Development environment
The development environment consists of having a Virtual Private Network (VPN) set up in order to access our project codebases on Gallaudet University’s servers from our homes. We also set up other things like verifying our account authenications and connections work with networked file platform, SAMBA, and SSH. SAMBA and SSH is there for us to be able to access our projects from our local computers at home and doing productive work remotely. With the development environment already set up, we started to dive in and learn the inside-outs of how nodejs and WebRTC is run. This is essentially the important factor of our project’s primary goal which is to have an Automatic Speech Recognition (ASR) platform recognize speech and provide automatic captions that serves a video conferencing application.

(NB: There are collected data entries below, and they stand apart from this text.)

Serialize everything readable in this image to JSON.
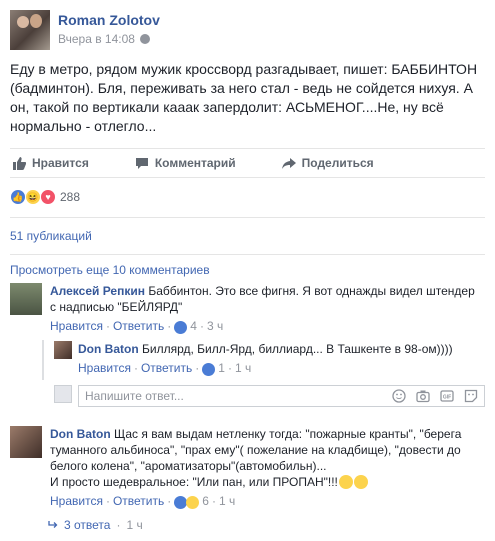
{
  "post": {
    "author": "Roman Zolotov",
    "time": "Вчера в 14:08",
    "text": "Еду в метро, рядом мужик кроссворд разгадывает, пишет: БАББИНТОН (бадминтон). Бля, переживать за него стал - ведь не сойдется нихуя. А он, такой по вертикали кааак запердолит: АСЬМЕНОГ....Не, ну всё нормально - отлегло..."
  },
  "actions": {
    "like": "Нравится",
    "comment": "Комментарий",
    "share": "Поделиться"
  },
  "reactions": {
    "count": "288"
  },
  "shares": "51 публикаций",
  "more_comments": "Просмотреть еще 10 комментариев",
  "comments": [
    {
      "author": "Алексей Репкин",
      "text": "Баббинтон. Это все фигня. Я вот однажды видел штендер с надписью \"БЕЙЛЯРД\"",
      "like": "Нравится",
      "reply": "Ответить",
      "likes": "4",
      "age": "3 ч"
    },
    {
      "author": "Don Baton",
      "text": "Биллярд, Билл-Ярд, биллиард... В Ташкенте в 98-ом))))",
      "like": "Нравится",
      "reply": "Ответить",
      "likes": "1",
      "age": "1 ч"
    },
    {
      "author": "Don Baton",
      "text": "Щас я вам выдам нетленку тогда: \"пожарные кранты\", \"берега туманного альбиноса\", \"прах ему\"( пожелание на кладбище), \"довести до белого колена\", \"ароматизаторы\"(автомобильн)...",
      "text2": "И просто шедевральное: \"Или пан, или ПРОПАН\"!!!",
      "like": "Нравится",
      "reply": "Ответить",
      "likes": "6",
      "age": "1 ч"
    }
  ],
  "reply_input": {
    "placeholder": "Напишите ответ..."
  },
  "replies": {
    "label": "3 ответа",
    "age": "1 ч"
  }
}
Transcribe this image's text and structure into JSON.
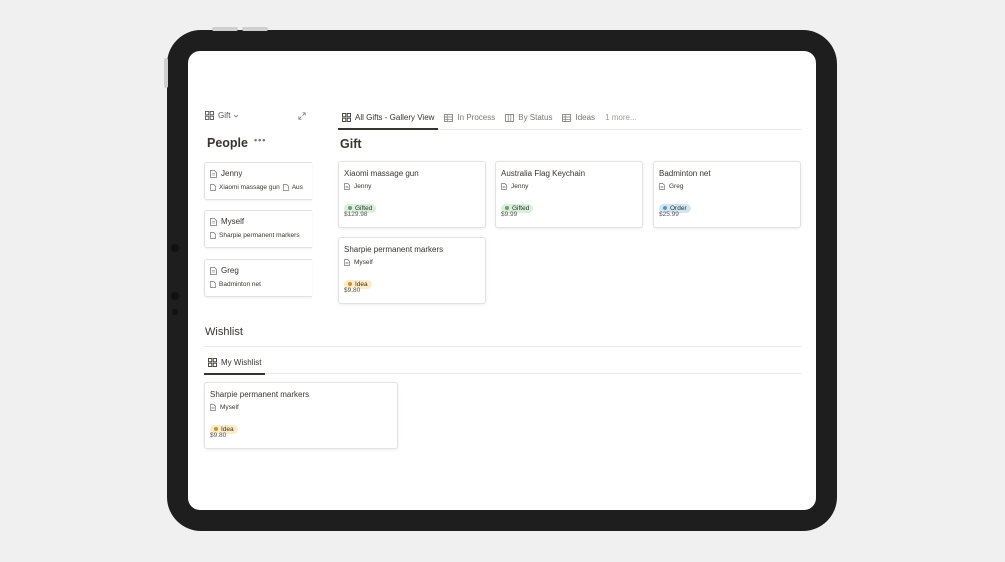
{
  "left_panel": {
    "view_label": "Gift",
    "title": "People",
    "people": [
      {
        "name": "Jenny",
        "links": [
          "Xiaomi massage gun",
          "Aus"
        ]
      },
      {
        "name": "Myself",
        "links": [
          "Sharpie permanent markers"
        ]
      },
      {
        "name": "Greg",
        "links": [
          "Badminton net"
        ]
      }
    ]
  },
  "gift_section": {
    "tabs": [
      {
        "label": "All Gifts - Gallery View",
        "icon": "gallery-icon",
        "active": true
      },
      {
        "label": "In Process",
        "icon": "table-icon",
        "active": false
      },
      {
        "label": "By Status",
        "icon": "board-icon",
        "active": false
      },
      {
        "label": "Ideas",
        "icon": "table-icon",
        "active": false
      }
    ],
    "more_label": "1 more...",
    "title": "Gift",
    "cards": [
      {
        "title": "Xiaomi massage gun",
        "person": "Jenny",
        "status": "Gifted",
        "price": "$129.98"
      },
      {
        "title": "Australia Flag Keychain",
        "person": "Jenny",
        "status": "Gifted",
        "price": "$9.99"
      },
      {
        "title": "Badminton net",
        "person": "Greg",
        "status": "Order",
        "price": "$25.99"
      },
      {
        "title": "Sharpie permanent markers",
        "person": "Myself",
        "status": "Idea",
        "price": "$9.80"
      }
    ]
  },
  "wishlist": {
    "title": "Wishlist",
    "tab_label": "My Wishlist",
    "card": {
      "title": "Sharpie permanent markers",
      "person": "Myself",
      "status": "Idea",
      "price": "$9.80"
    }
  },
  "colors": {
    "gifted_bg": "#dbeddb",
    "gifted_dot": "#6c9b7d",
    "order_bg": "#d3e5ef",
    "order_dot": "#5b97bd",
    "idea_bg": "#fdecc8",
    "idea_dot": "#cb912f"
  }
}
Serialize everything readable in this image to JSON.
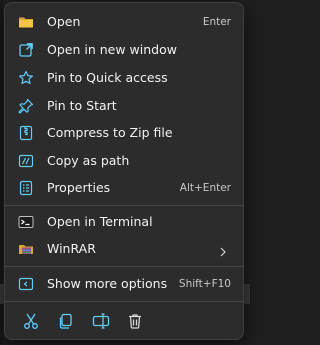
{
  "context_menu": {
    "items": [
      {
        "label": "Open",
        "shortcut": "Enter",
        "icon": "folder-icon"
      },
      {
        "label": "Open in new window",
        "shortcut": "",
        "icon": "open-new-window-icon"
      },
      {
        "label": "Pin to Quick access",
        "shortcut": "",
        "icon": "star-icon"
      },
      {
        "label": "Pin to Start",
        "shortcut": "",
        "icon": "pin-icon"
      },
      {
        "label": "Compress to Zip file",
        "shortcut": "",
        "icon": "zip-icon"
      },
      {
        "label": "Copy as path",
        "shortcut": "",
        "icon": "copy-path-icon"
      },
      {
        "label": "Properties",
        "shortcut": "Alt+Enter",
        "icon": "properties-icon"
      },
      {
        "label": "Open in Terminal",
        "shortcut": "",
        "icon": "terminal-icon"
      },
      {
        "label": "WinRAR",
        "shortcut": "",
        "icon": "winrar-icon",
        "has_submenu": true
      },
      {
        "label": "Show more options",
        "shortcut": "Shift+F10",
        "icon": "more-options-icon"
      }
    ],
    "bottom_actions": [
      {
        "name": "cut",
        "icon": "scissors-icon"
      },
      {
        "name": "copy",
        "icon": "copy-icon"
      },
      {
        "name": "rename",
        "icon": "rename-icon"
      },
      {
        "name": "delete",
        "icon": "trash-icon"
      }
    ]
  },
  "colors": {
    "menu_background": "#2c2c2c",
    "text": "#f2f2f2",
    "accent_blue": "#60cdff",
    "folder_yellow": "#f4c542"
  }
}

Literate Review & Research
We did a literature review of several video conferencing applications and their caption setups. This includes Zoom, Google Meet, and MS Teams. Surprisingly enough, all of them have different implementations of how the captions are set up on their platform. There are pros and cons to each caption setup that is seen on their platform. Our research is based on that and try to implement the caption setup in our development environment as the best as possible to work efficiently with the chosen ASR.
Automatic Speech Recognition
Once we were done with the research of various caption setups, we started to work on the 3 ASRs: Google Cloud Platform (GCP), Microsoft Azure (AZ), and IBM Cloud (IBM) and their respective JavaScript (JS) / Linux command line (CLI) programs onto the server that our mentor, Dr. Raja Kushalnagar, had set up. We spent some time studying and figuring out the puzzle pieces to each ASR and their programs both in JS and CLI.
Sample videos
In order to test our development environment similar to a ‘live’ real world video conferencing app, we had to find 4 videos to use as “streams” in the WebRTC application that we are developing. It was easy finding sample videos online that had open source license. With these 4 videos we found online, we set them up to use as a live stream via WebRTC’s method: “Video to Peer Connection”. We need to do this so we can test ASRs and how it translates text into a usable file that can be used to display captions on the screen itself.
The first week itself went well, starting with a lot of research then ended with more hands-on approach with the project codebase, and tinker with ASR Application Programming Interfaces. Continuing a bit of this into the second week.